Extensive research exists on speech-to-text (STT) models using machine learning and artificial intelligence, but little has been done for patients who have lost their larynx. The capstone team was challenged to research STT models for patients using an electrolarynx (EL) and was given over 300 video files which they parsed into 477 audio samples. They supplemented the data with more than 13,000 audio clips from the open-source LJ speech dataset.
“EL speech is very different from normal speech,” the team wrote in their capstone research paper. “Its unique acoustic properties make it difficult to develop effective STT models. The lack of airflow required to speak means users have challenges reproducing distinctions between consonants and vowel sounds.”
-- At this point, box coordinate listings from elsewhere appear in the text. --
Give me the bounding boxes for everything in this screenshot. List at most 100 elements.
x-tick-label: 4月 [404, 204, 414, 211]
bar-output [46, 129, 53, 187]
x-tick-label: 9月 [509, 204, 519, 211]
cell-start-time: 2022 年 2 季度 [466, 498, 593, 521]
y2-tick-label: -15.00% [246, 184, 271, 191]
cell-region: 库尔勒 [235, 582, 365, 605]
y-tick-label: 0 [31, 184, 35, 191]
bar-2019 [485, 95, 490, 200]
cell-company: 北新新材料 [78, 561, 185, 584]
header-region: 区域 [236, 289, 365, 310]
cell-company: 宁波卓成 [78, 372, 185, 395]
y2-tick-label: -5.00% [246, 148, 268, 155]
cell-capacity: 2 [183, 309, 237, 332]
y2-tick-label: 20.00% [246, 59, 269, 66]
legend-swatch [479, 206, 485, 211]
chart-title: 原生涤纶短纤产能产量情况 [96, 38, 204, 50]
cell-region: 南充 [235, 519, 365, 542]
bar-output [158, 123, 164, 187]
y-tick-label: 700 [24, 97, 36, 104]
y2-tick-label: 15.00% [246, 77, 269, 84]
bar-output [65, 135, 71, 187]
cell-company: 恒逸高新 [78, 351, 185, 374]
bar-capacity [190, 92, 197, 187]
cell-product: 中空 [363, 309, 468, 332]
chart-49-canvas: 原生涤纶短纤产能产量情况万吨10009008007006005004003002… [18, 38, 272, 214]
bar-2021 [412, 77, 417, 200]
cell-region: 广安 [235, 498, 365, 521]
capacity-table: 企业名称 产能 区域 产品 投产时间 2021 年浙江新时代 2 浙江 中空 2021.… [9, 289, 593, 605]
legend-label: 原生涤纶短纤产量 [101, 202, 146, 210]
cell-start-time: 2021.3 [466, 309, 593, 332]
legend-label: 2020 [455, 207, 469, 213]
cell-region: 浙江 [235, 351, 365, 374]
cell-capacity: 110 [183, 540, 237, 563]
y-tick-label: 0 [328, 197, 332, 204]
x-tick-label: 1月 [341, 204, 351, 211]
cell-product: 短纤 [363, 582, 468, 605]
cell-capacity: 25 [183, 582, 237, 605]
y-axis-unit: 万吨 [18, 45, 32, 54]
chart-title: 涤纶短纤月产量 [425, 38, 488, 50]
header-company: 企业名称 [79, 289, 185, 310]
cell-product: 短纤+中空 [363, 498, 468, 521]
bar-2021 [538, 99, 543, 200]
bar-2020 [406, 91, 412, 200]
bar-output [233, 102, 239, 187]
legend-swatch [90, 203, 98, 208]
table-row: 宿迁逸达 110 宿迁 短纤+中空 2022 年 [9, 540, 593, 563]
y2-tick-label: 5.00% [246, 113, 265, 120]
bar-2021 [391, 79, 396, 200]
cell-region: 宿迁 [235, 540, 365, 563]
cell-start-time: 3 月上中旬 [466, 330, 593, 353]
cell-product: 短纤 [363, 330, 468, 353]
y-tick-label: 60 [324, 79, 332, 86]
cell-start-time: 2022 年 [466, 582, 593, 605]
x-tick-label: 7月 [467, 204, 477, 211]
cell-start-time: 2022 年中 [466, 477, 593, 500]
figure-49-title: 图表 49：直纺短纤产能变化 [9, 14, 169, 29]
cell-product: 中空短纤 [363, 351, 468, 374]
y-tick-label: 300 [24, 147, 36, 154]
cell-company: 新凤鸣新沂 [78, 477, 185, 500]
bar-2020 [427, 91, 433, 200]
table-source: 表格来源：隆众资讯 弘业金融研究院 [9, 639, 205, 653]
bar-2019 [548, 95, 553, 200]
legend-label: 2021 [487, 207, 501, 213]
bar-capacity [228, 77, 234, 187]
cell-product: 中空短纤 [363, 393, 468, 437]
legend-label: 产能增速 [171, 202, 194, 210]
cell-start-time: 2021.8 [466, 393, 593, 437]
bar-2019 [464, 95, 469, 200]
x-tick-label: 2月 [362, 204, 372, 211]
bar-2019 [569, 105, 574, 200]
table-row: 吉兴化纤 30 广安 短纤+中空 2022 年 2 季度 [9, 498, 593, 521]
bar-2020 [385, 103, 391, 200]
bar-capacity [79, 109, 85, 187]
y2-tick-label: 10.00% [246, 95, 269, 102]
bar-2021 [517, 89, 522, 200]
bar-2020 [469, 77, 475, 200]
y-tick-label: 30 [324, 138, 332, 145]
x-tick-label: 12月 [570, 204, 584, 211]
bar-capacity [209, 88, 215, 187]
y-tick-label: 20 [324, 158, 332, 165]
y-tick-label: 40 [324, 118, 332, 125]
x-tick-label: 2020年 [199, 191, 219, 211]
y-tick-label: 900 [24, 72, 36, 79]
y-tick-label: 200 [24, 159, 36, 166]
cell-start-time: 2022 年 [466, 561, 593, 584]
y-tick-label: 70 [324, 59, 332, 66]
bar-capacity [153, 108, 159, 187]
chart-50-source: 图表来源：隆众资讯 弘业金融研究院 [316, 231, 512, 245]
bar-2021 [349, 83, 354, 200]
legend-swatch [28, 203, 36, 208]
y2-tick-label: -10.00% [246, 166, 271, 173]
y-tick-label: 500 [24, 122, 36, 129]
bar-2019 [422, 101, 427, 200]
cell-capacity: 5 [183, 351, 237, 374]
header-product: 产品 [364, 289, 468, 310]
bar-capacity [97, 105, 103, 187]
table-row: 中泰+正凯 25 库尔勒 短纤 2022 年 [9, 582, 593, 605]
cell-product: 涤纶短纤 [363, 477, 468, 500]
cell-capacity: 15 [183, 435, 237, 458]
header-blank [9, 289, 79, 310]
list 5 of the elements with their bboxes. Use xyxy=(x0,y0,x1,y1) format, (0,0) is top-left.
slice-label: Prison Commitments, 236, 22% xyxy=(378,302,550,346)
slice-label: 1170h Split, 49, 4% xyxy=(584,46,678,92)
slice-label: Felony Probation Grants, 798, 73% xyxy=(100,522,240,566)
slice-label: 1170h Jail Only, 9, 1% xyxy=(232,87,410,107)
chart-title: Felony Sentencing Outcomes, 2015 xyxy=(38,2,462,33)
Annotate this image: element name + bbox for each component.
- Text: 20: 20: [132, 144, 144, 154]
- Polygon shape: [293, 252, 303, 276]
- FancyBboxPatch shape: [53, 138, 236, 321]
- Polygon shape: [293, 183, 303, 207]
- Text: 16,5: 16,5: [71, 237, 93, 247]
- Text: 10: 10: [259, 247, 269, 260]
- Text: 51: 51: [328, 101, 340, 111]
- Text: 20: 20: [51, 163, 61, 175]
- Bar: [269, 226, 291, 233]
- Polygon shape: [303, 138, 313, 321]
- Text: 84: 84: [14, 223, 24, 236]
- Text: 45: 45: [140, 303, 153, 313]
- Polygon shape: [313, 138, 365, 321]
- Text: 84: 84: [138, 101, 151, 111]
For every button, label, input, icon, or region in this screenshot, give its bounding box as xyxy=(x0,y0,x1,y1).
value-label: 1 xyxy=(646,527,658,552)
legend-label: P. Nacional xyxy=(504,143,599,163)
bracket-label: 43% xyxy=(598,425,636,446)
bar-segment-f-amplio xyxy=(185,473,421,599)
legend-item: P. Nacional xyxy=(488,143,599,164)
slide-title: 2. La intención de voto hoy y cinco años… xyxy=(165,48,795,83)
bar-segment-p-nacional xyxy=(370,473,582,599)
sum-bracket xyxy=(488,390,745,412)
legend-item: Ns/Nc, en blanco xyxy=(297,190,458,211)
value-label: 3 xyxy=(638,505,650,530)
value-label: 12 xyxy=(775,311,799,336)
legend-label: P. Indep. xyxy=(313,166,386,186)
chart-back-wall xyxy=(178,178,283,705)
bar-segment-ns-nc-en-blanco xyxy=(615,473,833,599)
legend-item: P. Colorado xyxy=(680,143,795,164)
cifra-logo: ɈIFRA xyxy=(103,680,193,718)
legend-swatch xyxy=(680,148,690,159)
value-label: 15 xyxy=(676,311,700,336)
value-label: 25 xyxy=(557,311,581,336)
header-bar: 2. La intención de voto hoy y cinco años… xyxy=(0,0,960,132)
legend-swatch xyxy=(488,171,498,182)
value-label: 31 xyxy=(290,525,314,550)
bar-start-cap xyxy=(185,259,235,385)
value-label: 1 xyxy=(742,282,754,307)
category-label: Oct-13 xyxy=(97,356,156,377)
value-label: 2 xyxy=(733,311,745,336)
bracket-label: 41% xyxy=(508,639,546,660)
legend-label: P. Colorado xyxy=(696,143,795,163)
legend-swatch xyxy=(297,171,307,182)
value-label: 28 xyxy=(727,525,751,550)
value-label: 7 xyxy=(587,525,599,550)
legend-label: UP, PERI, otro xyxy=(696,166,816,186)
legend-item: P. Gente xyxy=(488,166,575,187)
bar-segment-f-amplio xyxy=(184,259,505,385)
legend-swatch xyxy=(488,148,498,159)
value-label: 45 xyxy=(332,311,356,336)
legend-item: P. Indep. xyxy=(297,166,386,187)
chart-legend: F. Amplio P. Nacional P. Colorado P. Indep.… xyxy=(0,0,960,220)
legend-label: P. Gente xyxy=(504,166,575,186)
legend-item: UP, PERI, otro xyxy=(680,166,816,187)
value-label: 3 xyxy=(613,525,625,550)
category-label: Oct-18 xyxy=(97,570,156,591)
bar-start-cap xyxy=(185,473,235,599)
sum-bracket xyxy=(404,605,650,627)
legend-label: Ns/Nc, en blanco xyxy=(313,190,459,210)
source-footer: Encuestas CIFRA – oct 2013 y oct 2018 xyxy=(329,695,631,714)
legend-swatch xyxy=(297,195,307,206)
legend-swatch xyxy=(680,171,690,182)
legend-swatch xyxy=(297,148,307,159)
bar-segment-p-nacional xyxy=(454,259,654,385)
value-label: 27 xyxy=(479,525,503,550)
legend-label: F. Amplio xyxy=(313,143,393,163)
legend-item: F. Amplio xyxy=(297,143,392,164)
They pointed out that the characteristics of EL speech that humans find difficult to understand make it even more difficult for computers to understand. “Given how impressive recent advancements in AI have been,” said Johnson, “one might think this task should have been accomplished by now.”
The student team, which also included Mani Shanmugavel, compared several data sets against their benchmark STT model trained and run on normal speech. They looked at the following:
Out of the Box – Run a pre-trained STT model on EL data
EL Dataset – Train a new STT model using only EL data
Denoised Data – Train a denoiser and run on EL data before STT training
Synthetic Dataset – Emulate EL data on a larger dataset
EL + Synthetic Dataset – Train on both EL and synthetic data, validate on EL alone
The conclusion? The team reported that while their research does not return a practical model for EL transcription, they believed the results suggested that “additional data collection, design changes, and experimentation may yield a model that can work for patients.
According to Johnson, the problem isn’t AI’s design but rather the lack of data. “More inclusive data mining practices will improve upon the work we started.”
Lee agrees. “It would be great if more data could be collected so these models could improve enough to be used in real-time, in real patient interactions.”
The team is optimistic. Given more data, real breakthroughs using AI to improve electrolarynx speech-to-text could be made and would vastly improve patients' experience and therefore the care they receive.
Capstone projects like this one are an integral and required part of the M.S. in Data Science experience. They challenge students in the residential or online program to acquire and analyze data to solve real-world problems. Most projects are sponsored by an organization—academic, commercial, non-profit, and government—seeking valuable recommendations to address strategic and operational issues. Students work closely with the sponsor and faculty lead to deliver actionable recommendations to the project challenge in the form of a paper and presentation.